Gregory G. H. Rihn (milwaukeesfs) wrote,
Gregory G. H. Rihn
milwaukeesfs

"The Klezmatics", Alverno College, Dec. 8

On Saturday evening, Dec. 8th, we went to the Pittman Auditorium at Alverno College for "The Klezmatics Second Annual Woody Guthrie Happy Joyous Hanukkah Tour."

We got exposed to klezmer music through "Simply Folk," the wonderful, eclectic program on Wisconsin Public Radio. Through that show, I discovered Stan Rogers, the Berrymans, Greg Brown, zydeco (Beau Soleil!), lots and lots of Celtic music, and klezmer. Klezmer is the original "fusion" music. Klezmer musicians were often itinerant, travelling from town to town playing for weddings and celebrations, and, of course, as musicians will, picking up tunes and riffs whereever they went. Consequently, the archetypical klezmer song is a Russian-sounding tune, sung in Yiddish, and played at the frenetic tempo of a fast Greek dance in a wailing Mid-Eastern minor key.

That being said, The Klezmatics are to klezmer as The Chieftains are to irish music. Having an utterly solid grounding in the traditional canon, they have evolved beyond it, creating new musics and working with a wide ranging list of collaborators world wide. Part of their first set was taken up by a multi-part klezmer informed jazz piece called "Davening," which was originally written for Pilobolus Dance Theatre.
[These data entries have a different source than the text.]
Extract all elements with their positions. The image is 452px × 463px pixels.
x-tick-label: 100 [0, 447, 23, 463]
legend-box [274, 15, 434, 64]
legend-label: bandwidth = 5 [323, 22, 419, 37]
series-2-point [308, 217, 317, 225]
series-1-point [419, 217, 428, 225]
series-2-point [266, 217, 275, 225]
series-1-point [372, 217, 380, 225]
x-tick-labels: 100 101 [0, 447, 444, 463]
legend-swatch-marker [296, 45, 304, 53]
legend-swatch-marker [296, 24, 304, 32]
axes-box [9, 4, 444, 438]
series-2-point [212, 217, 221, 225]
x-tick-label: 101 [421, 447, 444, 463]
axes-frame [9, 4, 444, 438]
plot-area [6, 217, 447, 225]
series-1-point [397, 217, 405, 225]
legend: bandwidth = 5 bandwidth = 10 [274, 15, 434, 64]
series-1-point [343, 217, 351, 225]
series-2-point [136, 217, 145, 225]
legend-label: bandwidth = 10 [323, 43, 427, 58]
Interspersed with other traditional pieces were the Woody Guthrie songs, perhaps to the uninitiated, a most unlikely sounding collaboration. As we were told, Guthrie's second wife, Marjorie Mazia, was Jewish and the daughter of Aliza Greenblatt, an influential Yiddish poet. Therefore, the household, which included children Arlo, Nora, Cathy, and Joady, "observed all celebrations" as the band put it, and Guthrie wrote Hanukkah songs. Although he typed out the words, Guthrie did not know musical notation (he played "by ear") and so the orginal tunes were lost with his death. In 1999, Nora Guthrie brought the typescript to the Klezmatics and asked if they would write new tunes for them. The band was glad to oblige. Some of the songs, like "Hanukkah Bell," and "Hanukkah Candle," are simple and sweet. Others, such as "Dancing Round the Hanukkah Tree" are more sprightly and take a wry view of the combined celebration season.

We were very glad to have heard these lost gems recovered, and displayed along with a selection of Klezmatic's classics like "Manhattan Man." The band played to a full house and an audience that seemed to have enjoyed the concert as much as we did.